In President John Peters’ state of the university address, he announced that marketing would be key to bringing in better faculty, better students and improving the overall image of NIU. The survey, which will be administered by the Chicago marketing firm Lipman Hearne, supposedly will be the first step in that process.
One should remember that the first step anyone makes at NIU means a step on campus.
Maybe the fear comes in taking the information gathered in these focus groups and phone interviews, filtering through all the opinions and deciding to change policies. And all the while, under this assumption, the unsolicited and free opinions of the NIU community lose significance.
That very well could be true, at least among the more cynical in the community. But the idea most troubling in the whole marketing concept remains centered on that all-important money.
In the university’s budget, maybe $76,000 seems like small potatoes. After all, when multimillion dollar facilities teeter on the edge of delay, the small stuff just isn’t crossed off on the NIU “To Do” list.

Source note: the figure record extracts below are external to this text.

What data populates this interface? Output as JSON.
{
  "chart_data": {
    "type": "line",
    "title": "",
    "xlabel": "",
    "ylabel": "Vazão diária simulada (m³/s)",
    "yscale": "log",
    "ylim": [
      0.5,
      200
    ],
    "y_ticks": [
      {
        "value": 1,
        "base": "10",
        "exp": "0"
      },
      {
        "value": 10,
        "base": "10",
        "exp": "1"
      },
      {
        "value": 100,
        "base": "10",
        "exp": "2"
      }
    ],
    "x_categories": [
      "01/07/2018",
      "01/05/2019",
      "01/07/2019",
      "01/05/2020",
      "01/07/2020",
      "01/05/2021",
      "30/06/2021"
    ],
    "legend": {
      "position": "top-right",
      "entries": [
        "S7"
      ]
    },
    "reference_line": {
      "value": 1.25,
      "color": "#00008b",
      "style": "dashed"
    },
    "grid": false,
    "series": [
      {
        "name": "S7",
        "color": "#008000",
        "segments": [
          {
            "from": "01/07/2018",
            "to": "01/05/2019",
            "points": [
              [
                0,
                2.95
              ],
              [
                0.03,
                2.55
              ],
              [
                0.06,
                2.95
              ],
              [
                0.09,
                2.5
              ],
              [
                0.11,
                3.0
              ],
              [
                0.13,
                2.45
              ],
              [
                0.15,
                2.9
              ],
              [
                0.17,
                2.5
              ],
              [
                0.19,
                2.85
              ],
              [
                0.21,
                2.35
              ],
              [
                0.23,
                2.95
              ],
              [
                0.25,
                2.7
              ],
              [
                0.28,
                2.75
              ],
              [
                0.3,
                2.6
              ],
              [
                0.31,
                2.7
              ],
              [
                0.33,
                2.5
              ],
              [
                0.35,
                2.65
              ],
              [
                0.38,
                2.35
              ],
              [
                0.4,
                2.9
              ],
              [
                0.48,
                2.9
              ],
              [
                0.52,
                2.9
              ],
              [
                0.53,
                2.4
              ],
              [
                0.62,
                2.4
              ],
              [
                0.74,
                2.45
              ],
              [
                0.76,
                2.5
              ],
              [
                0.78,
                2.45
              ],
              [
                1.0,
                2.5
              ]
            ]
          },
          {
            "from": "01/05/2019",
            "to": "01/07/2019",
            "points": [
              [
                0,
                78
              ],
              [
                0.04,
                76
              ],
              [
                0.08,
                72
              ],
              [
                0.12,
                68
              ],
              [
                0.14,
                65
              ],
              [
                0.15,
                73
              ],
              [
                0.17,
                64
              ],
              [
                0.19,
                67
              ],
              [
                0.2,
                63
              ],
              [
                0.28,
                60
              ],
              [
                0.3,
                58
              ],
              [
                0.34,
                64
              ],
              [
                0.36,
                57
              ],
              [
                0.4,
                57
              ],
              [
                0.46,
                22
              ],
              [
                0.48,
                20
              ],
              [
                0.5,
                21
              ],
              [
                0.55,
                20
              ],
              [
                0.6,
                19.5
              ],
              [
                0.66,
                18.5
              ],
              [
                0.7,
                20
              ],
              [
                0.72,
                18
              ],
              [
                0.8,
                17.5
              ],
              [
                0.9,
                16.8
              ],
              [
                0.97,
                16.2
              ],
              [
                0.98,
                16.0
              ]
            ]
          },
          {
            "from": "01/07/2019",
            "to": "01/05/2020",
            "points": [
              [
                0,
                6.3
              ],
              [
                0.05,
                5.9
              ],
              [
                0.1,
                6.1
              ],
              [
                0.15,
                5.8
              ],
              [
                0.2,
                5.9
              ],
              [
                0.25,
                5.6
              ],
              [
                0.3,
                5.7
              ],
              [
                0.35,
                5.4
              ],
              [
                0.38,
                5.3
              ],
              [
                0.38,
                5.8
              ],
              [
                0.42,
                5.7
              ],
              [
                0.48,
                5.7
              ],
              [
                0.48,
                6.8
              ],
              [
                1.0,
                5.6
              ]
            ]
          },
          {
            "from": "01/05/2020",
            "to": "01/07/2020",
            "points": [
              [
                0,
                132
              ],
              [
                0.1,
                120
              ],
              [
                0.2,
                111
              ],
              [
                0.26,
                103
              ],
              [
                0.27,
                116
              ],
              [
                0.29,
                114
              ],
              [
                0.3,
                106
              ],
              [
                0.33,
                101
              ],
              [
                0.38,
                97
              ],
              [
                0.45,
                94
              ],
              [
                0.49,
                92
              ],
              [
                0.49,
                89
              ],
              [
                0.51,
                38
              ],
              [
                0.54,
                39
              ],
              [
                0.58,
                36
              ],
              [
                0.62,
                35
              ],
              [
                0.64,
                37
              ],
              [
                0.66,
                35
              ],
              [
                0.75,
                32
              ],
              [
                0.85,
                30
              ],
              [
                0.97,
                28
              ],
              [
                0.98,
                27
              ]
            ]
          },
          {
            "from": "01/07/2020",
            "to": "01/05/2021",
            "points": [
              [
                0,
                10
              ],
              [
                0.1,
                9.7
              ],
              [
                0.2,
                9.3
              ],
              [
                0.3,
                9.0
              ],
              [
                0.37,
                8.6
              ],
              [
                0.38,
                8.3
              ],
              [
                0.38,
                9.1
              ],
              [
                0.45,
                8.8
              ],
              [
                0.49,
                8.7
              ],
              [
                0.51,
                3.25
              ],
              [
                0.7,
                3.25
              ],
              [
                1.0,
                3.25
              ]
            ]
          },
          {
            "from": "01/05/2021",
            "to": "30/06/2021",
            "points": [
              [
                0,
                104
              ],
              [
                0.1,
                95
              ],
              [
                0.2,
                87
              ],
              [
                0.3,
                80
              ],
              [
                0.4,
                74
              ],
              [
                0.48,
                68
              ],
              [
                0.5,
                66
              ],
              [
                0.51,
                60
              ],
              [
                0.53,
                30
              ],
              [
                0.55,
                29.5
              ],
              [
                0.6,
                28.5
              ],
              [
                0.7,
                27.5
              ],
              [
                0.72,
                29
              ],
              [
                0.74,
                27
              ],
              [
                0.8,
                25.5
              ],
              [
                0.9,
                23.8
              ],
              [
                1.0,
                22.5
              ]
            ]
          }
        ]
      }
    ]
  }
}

Try telling that to the Campus Activities Board, a group that teeters as well on the brink of obsolescence. Yes, yes, there are clear-cut and different sources for CAB funding (student fees) and normal, student and state-funded university business. But CAB represents an easy symbol of the monetarily needy and increasingly disenchanted (aka, non-donating alumni).
The NIU community’s morale isn’t something you can gauge easily (then again, it can’t be easy if you’d rather talk to people who might come to NIU rather than the ones who already keep the university running). NIU attempted to do this last fall with the President’s Task Force on Undergraduate Life, and presidential assistant Nolan Davis came back with a thick packet full of ideas.
Those ideas, from improving Greek Row to offering more outlets to combat suitcase-schoolitis, were thought of knowing solutions would take time, a concerted effort and financial backing. Nowhere in that report did it mention the need to know what someone in the 312 area code thought about the university so many others hold dear.
Just try spinning a positive on that perception of priorities.